# William McGibbon (1690 - 1756)



## Taggart (Feb 14, 2013)

I have followed the dates given in Wiki. McGibbon was the son of an Edinburgh musician Duncan McGibbon and his wife Sarah Muir. Duncan is variously given as oboist or fiddler and William may have been born in 1690 in Glasgow or 1695 in Edinburgh according to earlier sources.

William is believed to have studied in London under William Corbett, and may have travelled in Italy in his youth, possibly with Corbett. Corbett moved to Italy in 1716. Nothing more is known of McGibbon until the winter of 1726 - 1727 when he appears in the minute book of the Edinburgh Music Society as a professional violinist. Although not described as "leader" he was the best paid regular player in the Society - apart from visiting virtuosi - a position he held until his death in 1756.

McGibbon supplemented his income as a player by selling violin strings to the members and also supplying the society with music both his own and that of others. The society also helped to subscribe to publication of his music.

McGibbon composed 24 trio sonatas in 4 sets (1727, 1729, 1734 and 1745) , six sonatas for flute (1748), six solo sonatas (1640) and some lost orchestral music. He also published three collections of Scots songs (1742, 1746 and 1755).

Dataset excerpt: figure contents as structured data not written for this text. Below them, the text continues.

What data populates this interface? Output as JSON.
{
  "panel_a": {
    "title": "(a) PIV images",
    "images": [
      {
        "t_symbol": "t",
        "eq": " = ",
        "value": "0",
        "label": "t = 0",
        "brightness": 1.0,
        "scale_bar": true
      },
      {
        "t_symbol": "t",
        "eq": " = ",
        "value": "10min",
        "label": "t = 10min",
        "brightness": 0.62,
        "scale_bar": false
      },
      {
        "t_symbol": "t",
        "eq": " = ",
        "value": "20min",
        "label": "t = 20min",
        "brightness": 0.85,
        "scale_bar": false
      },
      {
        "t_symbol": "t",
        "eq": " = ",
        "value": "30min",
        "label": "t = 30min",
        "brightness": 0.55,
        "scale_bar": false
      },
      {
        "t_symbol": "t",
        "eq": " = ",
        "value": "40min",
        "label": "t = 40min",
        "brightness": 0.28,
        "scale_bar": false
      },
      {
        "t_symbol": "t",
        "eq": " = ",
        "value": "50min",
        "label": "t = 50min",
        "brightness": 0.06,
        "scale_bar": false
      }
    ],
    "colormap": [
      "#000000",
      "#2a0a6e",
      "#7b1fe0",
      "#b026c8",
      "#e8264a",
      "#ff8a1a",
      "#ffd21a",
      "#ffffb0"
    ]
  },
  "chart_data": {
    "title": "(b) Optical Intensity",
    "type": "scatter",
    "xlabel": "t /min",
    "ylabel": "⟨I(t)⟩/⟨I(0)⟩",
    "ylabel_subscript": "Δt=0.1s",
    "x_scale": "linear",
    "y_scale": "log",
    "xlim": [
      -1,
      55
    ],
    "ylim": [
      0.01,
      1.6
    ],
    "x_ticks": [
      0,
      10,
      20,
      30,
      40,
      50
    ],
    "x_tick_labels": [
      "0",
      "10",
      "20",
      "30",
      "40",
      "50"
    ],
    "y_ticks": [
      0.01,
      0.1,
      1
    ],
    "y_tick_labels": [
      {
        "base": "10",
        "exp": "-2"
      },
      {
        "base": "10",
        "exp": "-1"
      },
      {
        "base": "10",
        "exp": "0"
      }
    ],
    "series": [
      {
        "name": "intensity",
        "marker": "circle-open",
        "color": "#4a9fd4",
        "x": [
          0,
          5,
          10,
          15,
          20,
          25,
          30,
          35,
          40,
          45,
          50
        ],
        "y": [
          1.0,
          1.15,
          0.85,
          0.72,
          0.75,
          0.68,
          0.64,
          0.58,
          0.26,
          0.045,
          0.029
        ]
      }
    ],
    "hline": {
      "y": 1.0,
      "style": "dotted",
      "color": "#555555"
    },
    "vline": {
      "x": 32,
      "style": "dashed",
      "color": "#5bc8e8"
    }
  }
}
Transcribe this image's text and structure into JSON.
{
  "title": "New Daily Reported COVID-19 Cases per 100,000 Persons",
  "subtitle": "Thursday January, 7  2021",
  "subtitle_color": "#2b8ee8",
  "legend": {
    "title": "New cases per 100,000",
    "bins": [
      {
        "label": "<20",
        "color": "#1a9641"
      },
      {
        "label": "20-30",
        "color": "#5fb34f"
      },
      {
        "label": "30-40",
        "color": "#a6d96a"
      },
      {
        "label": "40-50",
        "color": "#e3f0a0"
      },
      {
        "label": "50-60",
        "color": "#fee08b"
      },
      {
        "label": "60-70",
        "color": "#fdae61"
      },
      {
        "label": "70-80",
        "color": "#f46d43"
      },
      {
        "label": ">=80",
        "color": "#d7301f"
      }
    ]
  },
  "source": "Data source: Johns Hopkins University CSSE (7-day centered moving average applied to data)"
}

David Johnson describes McGibbon as a second rate Italian composer but a first rate Scots composer. His early trio efforts are marred by poor part writing - consecutive fifths and octaves. It is interesting that his 1740 collection (for flute and violin) represents much of his finest work drawing on the Scots tradition of fiddle and cello (or base) and representing two part writing the equal of Handel.

McGibbon's collections of Scots songs represents a high point of the Edinburgh musical scene. The Scots drawing room style was an attempt to meld European (and particularly Italian) ideas of harmony, ornamentation and development with the special characteristics of Scots music - pentatonic tunes, the snap and the shapes of the tunes.


----------